Korap relata que os povos indígenas sofrem com o desmatamento, as queimadas, os conflitos territoriais, a seca dos rios, entre outros problemas. “O governador vai vender o quê? Floresta em cinzas? Rios secos? Peixes mortos? O povo respira fumaça.”
Por sua vez, a gestão de Barbalho disse à Folha que ampliou suas estratégias para combater o desmatamento, o que resultou em queda nos índices —apesar do aumento das queimadas.
O secretário de meio ambiente do Pará, Raul Protazio Romão, disse que a consulta do crédito de carbono ocorre em três etapas: a de capacitação de equipe indígena sobre questões técnicas do projeto (a qual estaria em andamento), a de apresentação do projeto pela equipe e a da consulta.
“Para as consultas, vamos usar os protocolos próprios das comunidades. As que não têm, faremos a metodologia em conjunto com as entidades indígenas, quilombolas e extrativistas”, frisou Romão.
O Pará sediará em novembro a COP30, a conferência sobre mudanças climáticas da ONU (Organização das Nações Unidas). Os povos indígenas exigem a copresidência do evento, para garantir direitos ambientais, em meio à pressão pela exploração de petróleo na Foz do Amazonas. Tradicionalmente, as cúpulas do clima têm apenas uma pessoa à frente da gestão.
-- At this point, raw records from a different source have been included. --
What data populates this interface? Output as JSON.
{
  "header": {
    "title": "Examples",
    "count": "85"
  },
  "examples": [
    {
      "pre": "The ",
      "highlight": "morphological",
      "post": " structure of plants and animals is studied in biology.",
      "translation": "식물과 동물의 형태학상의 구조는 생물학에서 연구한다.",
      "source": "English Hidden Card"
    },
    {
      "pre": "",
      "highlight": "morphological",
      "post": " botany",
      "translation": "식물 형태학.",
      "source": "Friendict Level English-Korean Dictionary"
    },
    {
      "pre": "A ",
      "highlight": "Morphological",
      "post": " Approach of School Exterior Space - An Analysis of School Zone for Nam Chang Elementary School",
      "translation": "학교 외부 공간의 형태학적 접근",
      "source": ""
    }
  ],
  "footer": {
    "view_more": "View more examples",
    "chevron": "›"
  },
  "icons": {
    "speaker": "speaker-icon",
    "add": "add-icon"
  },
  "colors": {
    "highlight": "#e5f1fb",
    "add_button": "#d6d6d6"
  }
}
O governo federal afirma a escolha da região como sede da conferência não é apenas simbólica, mas estratégica, pois proporciona um espaço onde indígenas podem dialogar diretamente com governos, organizações internacionais e a sociedade civil, contribuindo para decisões mais inclusivas e representativas.
Ainda neste mês, a gestão de Lula divulgou o início do processo de escuta com representantes de povos e comunidades tradicionais como parte da elaboração da agenda da COP30.
O projeto Excluídos do Clima é uma parceria com a Fundação Ford.